In 1965, Med Arnold penned an interesting Letter to the Editor of the Lassen Advocate. Arnold (1885-1967) is known for many things, whether a magistrate at Herlong, to high school coach, and also being a grandson of Isaac Roop, the founder of Susanville. The letter’s caption “What Lassen County Needs.” With the steady decline of the lumber industry, it was important in his opinion to focus on the future. While he acknowledged the opening of the prison, the California Correctional Center, that was beneficial, it was not the future.

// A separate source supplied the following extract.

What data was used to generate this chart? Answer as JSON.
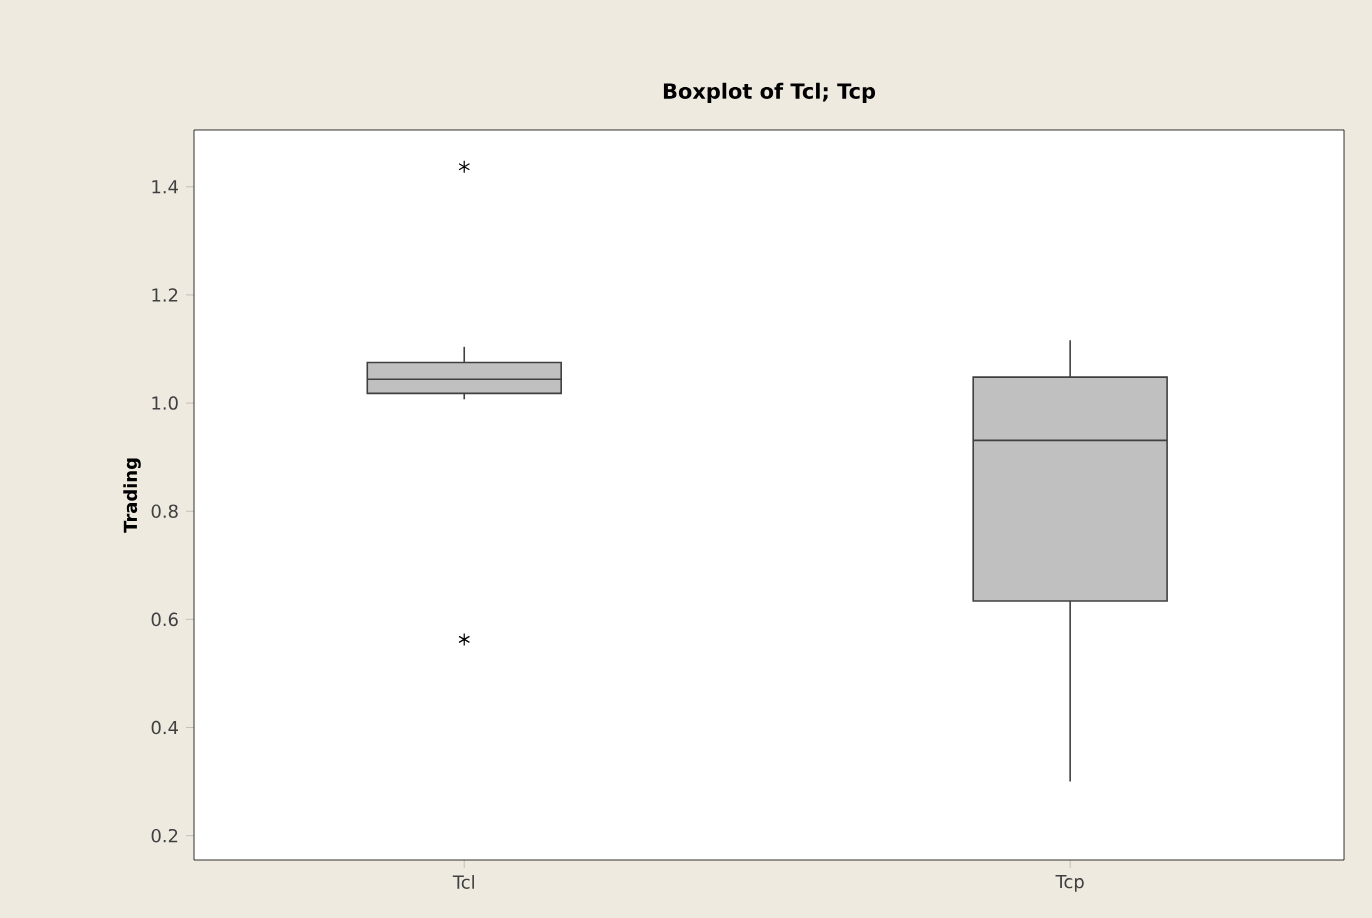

Arnold wrote: “It is my opinion that the most important project is the water situation, especially now with a decline in the lumber industry, which is sure to become worse in the not to distant future. If that is the fact, and I believe that it is, then we must look to helping of our farmers. The raising of crops and livestock are sure in time to become the leading industries of the county. So with that in mind we should endeavor to secure for them and adequate water supply, not for their present farms and ranches now under cultivation, but for the hundreds of idle acres now in brush.”
Arnold pressed the need to construct dams on Susan River, Willow Creek and Long Valley Creek. Not only did he stress these newly created reservoirs would furnish badly needed water, but would provide for additional recreation for fishing and such, “adding to our future economy.”
In 1968, Lassen County’s first general plan was released. That document, too, stressed the importance of the dams that Arnold referred to. They never happened and now the California
Correctional Center is on the brink of closure.